Dahi Javas berkerut heran.
Mansion…
"Sialan!" batin Javas menggeram penuh kekesalan.
"Papa dengar dari Uki kau memiliki mansion mewah 5 tahun lalu." Yasa menyeringai penuh kepuasaan.
Benar dugaanku!
"Kenapa tidak memberitahu kami tentang keberadaan mansion itu?" Sari bertanya dengan mata berbinar. "Beritahu kami alamat mansion itu. Kami akan tinggal di sana," lanjutnya dengan mata berbinar senang.
"Anjing liar dengan segala kutunya lebih pantas tinggal di sana, Tuan dan Nyonya," sarkas Javas menunduk penuh hormat yang menghinakan.
"Jaga ucapanmu, Vas. Aku bisa melakukan apa saja padamu." Tangannya terbentang melihat sekitar, "Apapun bisa kulakukan padamu. Karier, kedudukan dan semua yang kau dapatkan dengan sekali jentikan jari aku bisa menghancurkannya dalam sekejap." Yasa mendesis penuh emosi, "Batas kesabaranku-"
"Jaga sikap Anda, tuan!" sela Javas, "Jika Anda masih ingin menghirup udara bebas jaga perilaku dan sikap Anda selama tinggal di sini. Ingat!" Javas mendekati Yasa. Jarak mereka tak lebih dari 2 meter. "Yang berkuasa saya! Ini semua milik saya. Kekayaan, kedudukan dan popularitas ini semua milik saya. Siapa Anda?" Javas mendesis dengan kilat matanya yang tajam, "Jika Anda berniat menjatuhkan dan menghancurkan saya, jangan harap Anda bisa merasakan kepuasan surga dunia yang selalu Anda dapatkan dengan mudah. Rumah Bordil masih ada? Aman 'kan?" Javas menyeringai penuh kemenangan.
"Javas!!" seru Sari.
"Diam!!" Rahang Javas mengetat, jarinya menunjuk ke arah Sari. Sabarnya sudah sedikit menguap. "Untuk Anda bersikaplah seolah Anda tidak mengenal saya. Jangan pernah sentuh apapun dengan tangan kotor Anda. Anda tak akan mendapatkan apapun dari saya. Sepersepun! Dan saya pastikan Anda tak akan mendapatkan apapun yang Anda inginkan selama kalian berdua tinggal di sini." Javas bergantian menatap mereka dengan murka. "Jika tidak kalian akan mendekam di penjara."

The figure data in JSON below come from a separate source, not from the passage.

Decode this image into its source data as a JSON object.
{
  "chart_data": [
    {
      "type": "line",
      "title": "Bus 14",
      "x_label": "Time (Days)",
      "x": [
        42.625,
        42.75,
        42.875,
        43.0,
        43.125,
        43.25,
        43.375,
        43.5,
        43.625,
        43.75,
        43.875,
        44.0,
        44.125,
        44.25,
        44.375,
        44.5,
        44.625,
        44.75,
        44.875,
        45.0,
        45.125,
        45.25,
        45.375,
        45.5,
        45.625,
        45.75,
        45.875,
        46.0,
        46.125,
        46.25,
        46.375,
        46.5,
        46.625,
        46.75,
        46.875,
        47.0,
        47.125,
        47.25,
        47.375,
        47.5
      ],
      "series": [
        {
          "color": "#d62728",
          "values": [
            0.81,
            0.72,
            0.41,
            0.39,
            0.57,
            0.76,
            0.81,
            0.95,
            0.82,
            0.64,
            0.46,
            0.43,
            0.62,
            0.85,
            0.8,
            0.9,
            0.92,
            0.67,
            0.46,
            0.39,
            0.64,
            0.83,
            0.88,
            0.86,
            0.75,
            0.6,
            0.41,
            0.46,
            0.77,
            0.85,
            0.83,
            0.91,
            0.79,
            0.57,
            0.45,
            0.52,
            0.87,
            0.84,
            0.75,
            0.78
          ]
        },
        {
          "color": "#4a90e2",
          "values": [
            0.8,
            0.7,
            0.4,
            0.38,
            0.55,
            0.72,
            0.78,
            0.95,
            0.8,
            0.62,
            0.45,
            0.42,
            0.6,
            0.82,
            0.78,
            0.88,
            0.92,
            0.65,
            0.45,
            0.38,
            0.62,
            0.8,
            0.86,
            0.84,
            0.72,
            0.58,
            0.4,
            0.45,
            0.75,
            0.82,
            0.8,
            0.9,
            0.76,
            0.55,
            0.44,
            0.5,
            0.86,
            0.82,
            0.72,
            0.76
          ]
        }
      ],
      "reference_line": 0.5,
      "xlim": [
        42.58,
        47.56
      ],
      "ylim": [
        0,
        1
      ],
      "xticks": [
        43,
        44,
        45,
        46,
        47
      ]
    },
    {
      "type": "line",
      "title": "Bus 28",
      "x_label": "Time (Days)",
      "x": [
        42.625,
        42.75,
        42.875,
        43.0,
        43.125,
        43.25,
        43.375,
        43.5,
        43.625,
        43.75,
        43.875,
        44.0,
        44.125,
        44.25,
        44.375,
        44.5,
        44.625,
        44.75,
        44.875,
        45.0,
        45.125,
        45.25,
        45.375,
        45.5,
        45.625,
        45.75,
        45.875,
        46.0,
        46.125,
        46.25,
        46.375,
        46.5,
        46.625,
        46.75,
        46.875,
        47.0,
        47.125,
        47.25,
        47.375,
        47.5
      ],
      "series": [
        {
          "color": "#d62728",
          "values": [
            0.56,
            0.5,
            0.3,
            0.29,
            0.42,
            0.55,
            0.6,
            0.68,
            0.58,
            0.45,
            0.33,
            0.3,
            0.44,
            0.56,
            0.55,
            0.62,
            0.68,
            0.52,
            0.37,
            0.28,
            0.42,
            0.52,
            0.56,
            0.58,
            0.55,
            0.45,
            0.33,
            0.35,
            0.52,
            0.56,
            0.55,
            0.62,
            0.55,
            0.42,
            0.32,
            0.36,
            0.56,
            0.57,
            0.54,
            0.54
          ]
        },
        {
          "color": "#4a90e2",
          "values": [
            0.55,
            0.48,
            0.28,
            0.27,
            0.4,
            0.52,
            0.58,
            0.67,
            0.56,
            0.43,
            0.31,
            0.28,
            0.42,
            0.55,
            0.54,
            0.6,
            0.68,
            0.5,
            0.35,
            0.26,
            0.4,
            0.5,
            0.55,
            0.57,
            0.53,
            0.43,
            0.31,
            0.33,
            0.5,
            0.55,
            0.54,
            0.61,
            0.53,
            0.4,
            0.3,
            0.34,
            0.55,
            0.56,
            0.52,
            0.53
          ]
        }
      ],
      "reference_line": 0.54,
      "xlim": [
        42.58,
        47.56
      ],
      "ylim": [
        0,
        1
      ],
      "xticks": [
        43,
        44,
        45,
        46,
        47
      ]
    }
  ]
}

"Cih, anak ingusan sudah berani mengancam sekarang, heh!" Jika bukan anaknya, habislah Javas sejak tadi ditanhgan Yasa. "Tidak tahu diuntung! Jika kita dipenjara, kau pun akan kena imbasnya."
"Tidak masalah. Kita akan mendekam di penjara bersama." Javas tertawa ringan, mengangkat bahunya dengan santai. "Hukuman kalian akan menjadi sangat berat jika anak laki-laki dan perempuan di rumah bordil menjadi saksi betapa bejat dan hinanya kalian. Hukuman mati akan lebih ringan daripada Hukuman seumur hidup dan kebiri. Pilihlah, mau langsung mati atau hidup tapi dalam keadaan setengah mati. Kehidupan di penjara sangat menyenangkan," ucap Javas menepuk-nepuk bahu Yasa untuk memperingatinya. "Jadi hiduplah dengan tenang P-A-P-A."
"Javas!!!" panggil Sari dengan raut wajah panik melihat kepergian Javas yang sudah hilang masuk ke kamarnya. Entah mengapa Sari tidak berani mengejar Javas.
"Pah?"
"Sssttt …." Yasa memijat kepalanya. Napasnya terasa berat, tubuhnya sudah tidak sekuat dulu. Berdebat dengan Javas sungguh sangat melelahkan untuknya.
"Bagaimana dengan Mahad dan Maya?"
"Sssttt …." Kali ini telunjuknya menutup bibirnya sendiri.
"Pah?" Sari mengguncang pelan bahu suaminya.
"Mereka akan tetap datang," ucap Yasa menatap lekat istrinya. "Kau siapkan segalanya. Siapakan makanan yang terbaik, ok?"